Dahlias, Persian Carpet zinnias, and Moulin Rouge zinnias
The dahlias are non-stop bloomers as are the little Persian Carpet zinnias. I grew the red zinnias after squirrels ransacked a pot of giant Indian Summer rudbeckia. I cannot resist a plant named after the Moulin Rouge. Had they been named 'Dateless and in a Turtleneck' I'd have passed them by.
Persian Carpet zinnias
These don't have the color variation advertised but so what....
'Moulin Rouge' zinnias
Cosmic Orange cosmos and Sonata cosmos (upper right - not blooming)
Bees ignore the Sonata in favor of the orange flowers on the daily. The Cosmic Orange is a heavy, cheerful bloomer.
I thought these would be blooming in a variety of hot colors but they're pink, pink, pink. That's ok because I like pink but I think I'll buy these next year since they don't attract pollinators, anyway.
'Blue Monday' salvia
I thought this would have spires of dark blue flowers but only the tips are blue so I feel a bit mislead. But they were insanely easy to grow and the bees love them.
The blue pot in the middle right is full of 'Blue Monday' salvia and 'Mammoth' verbena.
'Tuscany Lavender' verbena
This is a tough, pretty plant that needs very little attention or extra water. But it was hard to convince to grow so I'm not sure if I'll grow it again.
This dwarf variety is supposed to be 3-4 feet tall but mine is already 4.5 feet tall and I doubt it's done. I've staked it to keep it from snapping in the rain and love its huge, velvety leaves.
So what didn't grow?
The campanula were duds, the angelonia refused to germinate and the sweet peas were fried by a warm spring. My much loved ammi wasn't as vigorous as last year and was then crowded out by a massive knautia.

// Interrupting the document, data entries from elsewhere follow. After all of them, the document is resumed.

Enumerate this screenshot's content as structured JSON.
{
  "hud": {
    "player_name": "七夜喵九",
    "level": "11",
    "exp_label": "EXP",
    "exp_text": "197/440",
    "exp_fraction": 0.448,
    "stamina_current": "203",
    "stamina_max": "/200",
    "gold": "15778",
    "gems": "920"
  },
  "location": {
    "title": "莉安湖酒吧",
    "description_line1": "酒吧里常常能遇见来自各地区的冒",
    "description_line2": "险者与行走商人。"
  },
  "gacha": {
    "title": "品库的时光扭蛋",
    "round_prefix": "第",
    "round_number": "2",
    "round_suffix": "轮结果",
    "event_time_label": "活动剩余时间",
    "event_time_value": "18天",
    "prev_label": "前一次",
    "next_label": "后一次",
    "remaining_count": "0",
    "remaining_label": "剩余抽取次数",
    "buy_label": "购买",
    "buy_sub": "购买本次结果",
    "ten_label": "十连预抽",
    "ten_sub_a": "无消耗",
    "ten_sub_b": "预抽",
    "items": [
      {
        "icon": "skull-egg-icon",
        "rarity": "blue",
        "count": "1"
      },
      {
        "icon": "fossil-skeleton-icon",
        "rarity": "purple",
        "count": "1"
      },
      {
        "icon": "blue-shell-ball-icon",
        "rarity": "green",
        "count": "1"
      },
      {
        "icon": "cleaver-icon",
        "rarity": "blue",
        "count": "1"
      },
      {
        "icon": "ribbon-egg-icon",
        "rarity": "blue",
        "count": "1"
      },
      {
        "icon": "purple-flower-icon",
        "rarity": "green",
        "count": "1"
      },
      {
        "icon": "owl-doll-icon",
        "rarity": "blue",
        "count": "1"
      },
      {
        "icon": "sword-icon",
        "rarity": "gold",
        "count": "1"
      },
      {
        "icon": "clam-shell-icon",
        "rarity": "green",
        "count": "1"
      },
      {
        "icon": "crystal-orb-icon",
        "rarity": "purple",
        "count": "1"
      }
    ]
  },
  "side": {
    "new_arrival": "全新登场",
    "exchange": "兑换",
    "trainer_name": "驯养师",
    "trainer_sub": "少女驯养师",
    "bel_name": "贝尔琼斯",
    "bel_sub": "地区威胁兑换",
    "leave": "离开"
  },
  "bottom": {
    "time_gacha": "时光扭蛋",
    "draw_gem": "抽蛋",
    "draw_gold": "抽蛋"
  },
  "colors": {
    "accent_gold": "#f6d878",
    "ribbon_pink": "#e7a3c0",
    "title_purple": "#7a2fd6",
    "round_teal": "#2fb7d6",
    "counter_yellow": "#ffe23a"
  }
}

What about everything else?
The centranthus grew well but waited til it warmed up to do much, leaving me convinced they'd wimped out. The hyssop grew like mad as did the linaria, another plant that needs zero help to grow. The hollyhocks haven't bloomed yet but are on their way. The 'Zahara Starlight' zinnias grew well but are boring.
The dahlias bloom in a variety of colors, which is fun. Never underestimate the power of a happy surprise.